One dual- or quad-processor system with 16GB or 32GB of memory is ideal for running dozens of servers in a virtualized environment.
Next page: Programming challenges
Page 2 of 2
To parallelize an application
The next trick, then, becomes parallelizing an application so it can march in two or more rows rather than a single file. Some processes can never be parallelized, but rather have to be done sequentially, such as applications where one step is determined by the results of the previous step.
In other cases, though, you just can’t make the whole application parallel, said Lewis. “You may go to one part of the code that can be highly parallelized, then you go to another part of the code and it’s highly serialized and can’t be made parallel.”
Intel’s Bautista agreed. “The major challenges are on the software side. Do we have an appropriate programming environment, benchmarks, and optimizers? That’s an issue. A lot of the research is around those areas today.”
The problem facing hardware and software vendors alike is that parallel programming is a rare skill and extremely hard to master. Parallel processing has been around for decades, but programming effectively for multiple processors is hardly a commodity skill like Java or C++ programming.

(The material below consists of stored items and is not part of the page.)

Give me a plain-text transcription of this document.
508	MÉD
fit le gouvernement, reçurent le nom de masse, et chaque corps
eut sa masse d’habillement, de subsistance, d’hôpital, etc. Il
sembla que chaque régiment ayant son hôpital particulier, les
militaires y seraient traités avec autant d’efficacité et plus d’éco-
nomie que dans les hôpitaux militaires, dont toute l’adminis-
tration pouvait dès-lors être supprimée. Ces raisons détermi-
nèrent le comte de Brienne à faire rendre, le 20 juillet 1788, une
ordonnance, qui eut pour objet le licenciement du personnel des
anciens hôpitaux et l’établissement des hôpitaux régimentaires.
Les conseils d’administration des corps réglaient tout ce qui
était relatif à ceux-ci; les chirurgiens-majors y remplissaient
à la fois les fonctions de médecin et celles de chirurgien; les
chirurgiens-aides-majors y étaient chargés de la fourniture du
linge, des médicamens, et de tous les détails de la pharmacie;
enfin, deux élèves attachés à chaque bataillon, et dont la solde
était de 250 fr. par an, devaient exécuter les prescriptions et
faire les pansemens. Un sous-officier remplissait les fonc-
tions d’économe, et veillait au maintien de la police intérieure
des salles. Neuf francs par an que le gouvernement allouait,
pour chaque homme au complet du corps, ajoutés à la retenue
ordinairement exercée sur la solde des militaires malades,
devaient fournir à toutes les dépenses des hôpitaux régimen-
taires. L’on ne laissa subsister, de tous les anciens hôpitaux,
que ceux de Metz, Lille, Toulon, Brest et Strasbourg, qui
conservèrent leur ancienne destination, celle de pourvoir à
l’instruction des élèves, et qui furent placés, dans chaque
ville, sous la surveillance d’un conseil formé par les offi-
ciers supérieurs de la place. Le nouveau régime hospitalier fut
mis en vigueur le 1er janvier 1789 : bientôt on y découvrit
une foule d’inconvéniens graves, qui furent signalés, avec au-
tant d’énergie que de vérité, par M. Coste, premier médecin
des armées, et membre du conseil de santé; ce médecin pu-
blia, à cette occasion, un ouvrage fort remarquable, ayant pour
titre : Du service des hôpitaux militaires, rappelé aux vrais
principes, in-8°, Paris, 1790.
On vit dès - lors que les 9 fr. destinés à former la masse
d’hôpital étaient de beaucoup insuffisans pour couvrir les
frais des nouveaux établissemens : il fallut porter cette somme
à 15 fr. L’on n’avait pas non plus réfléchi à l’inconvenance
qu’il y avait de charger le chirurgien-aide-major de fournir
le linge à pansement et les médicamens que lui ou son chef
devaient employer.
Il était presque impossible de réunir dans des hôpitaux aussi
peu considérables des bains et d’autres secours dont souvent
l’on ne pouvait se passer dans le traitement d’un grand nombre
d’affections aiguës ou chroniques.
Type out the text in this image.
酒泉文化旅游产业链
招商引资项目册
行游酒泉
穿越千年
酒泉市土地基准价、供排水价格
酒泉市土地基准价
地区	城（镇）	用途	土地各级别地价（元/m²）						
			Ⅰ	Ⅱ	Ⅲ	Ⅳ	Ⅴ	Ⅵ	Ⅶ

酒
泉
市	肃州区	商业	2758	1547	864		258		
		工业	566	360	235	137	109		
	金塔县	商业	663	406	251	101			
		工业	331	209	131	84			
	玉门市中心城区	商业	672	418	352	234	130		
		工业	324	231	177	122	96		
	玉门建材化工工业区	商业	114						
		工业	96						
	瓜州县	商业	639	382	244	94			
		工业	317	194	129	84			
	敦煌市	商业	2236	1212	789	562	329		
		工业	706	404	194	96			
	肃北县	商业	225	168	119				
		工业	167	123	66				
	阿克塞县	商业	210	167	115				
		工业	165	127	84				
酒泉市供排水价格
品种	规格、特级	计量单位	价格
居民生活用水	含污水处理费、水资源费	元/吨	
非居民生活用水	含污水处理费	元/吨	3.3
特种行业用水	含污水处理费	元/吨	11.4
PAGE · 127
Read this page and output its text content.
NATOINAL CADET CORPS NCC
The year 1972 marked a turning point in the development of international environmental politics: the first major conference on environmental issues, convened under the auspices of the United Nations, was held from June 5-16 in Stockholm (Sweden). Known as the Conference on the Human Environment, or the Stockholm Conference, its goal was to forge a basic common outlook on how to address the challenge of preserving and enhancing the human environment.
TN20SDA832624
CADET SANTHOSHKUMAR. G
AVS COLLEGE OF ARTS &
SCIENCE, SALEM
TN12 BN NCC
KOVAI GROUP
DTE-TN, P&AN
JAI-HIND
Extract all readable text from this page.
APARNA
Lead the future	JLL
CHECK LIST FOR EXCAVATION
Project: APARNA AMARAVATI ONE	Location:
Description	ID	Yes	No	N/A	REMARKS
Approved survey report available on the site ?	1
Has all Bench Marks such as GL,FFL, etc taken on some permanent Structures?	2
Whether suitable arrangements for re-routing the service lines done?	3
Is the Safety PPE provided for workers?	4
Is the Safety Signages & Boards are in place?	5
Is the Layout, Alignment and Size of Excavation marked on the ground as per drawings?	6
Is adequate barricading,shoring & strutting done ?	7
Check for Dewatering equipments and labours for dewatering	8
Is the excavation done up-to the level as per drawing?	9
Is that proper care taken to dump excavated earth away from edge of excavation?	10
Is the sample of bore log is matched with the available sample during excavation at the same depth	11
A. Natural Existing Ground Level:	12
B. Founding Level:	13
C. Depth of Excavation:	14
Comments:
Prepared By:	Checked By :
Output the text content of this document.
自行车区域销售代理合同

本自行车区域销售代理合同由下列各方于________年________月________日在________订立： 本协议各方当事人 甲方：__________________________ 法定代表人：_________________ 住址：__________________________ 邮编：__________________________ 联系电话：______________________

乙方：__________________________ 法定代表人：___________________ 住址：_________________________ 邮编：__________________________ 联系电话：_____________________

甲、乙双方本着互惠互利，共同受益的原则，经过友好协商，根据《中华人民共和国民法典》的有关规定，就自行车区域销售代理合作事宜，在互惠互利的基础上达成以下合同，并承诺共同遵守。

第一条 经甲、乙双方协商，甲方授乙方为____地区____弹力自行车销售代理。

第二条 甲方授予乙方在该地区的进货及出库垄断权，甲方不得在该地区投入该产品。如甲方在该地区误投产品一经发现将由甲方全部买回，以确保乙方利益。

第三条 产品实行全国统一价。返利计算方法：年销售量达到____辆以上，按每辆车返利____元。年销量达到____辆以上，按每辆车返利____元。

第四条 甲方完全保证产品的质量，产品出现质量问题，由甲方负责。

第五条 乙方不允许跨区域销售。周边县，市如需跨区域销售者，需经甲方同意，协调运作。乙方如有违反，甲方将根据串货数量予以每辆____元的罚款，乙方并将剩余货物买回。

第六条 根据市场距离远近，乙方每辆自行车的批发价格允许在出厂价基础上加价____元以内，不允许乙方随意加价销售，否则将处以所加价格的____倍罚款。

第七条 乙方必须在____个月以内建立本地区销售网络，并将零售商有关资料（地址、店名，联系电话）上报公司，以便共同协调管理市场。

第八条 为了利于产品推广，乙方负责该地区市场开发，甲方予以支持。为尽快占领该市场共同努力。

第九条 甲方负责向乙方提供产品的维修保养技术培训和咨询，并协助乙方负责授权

Massimini said there has to be a breakthrough in that area just as there has been in every other section of computing.
“Someone’s going to have to crack [parallel programming]. Otherwise you will never have a better game or computer or app because we will hit a wall. Saying we can’t do it is not the answer people want to hear.”
The solution has been to put parallel code, libraries and intelligence into compilers to detect segments of code that parallelize well.
“We’ve got high-level languages today, where I don’t think anyone who programs in C thinks about [assembly language],” said Massimini. “You’re going to have to develop that underlying layer in the software where someone can program in a higher level of code that translates it back into the op code to provide that parallelism.”
Intel has announced a new set of tools to do just that, as has Sun. Intel’s new C compiler looks for code that could operate in parallel and is “parallelized,” as Bautista put it. “Would it be as good as a programmer skilled at parallel processing? No, but it can come close.”
Lewis agreed this is the best short-term solution. “Long-term, we all need to look at what are some different methods for parallelization,” she said. “But for now, the things we need to do are shielding the developer from having to understand some of the intricacies of parallelization.”
The trick then, is for programmers to catch up to the hardware. Intel is quad-core now. AMD will be when Phenom and Barcelona ship later this year. Then Intel goes to eight cores, and the race continues.
Massimini is the most optimistic that the industry will make full use of every core.
“I like to say software is like a gas. It will expand or contract to fill its available volume. If the hardware community gives them more power, it will suck it up like a leech and take more power.”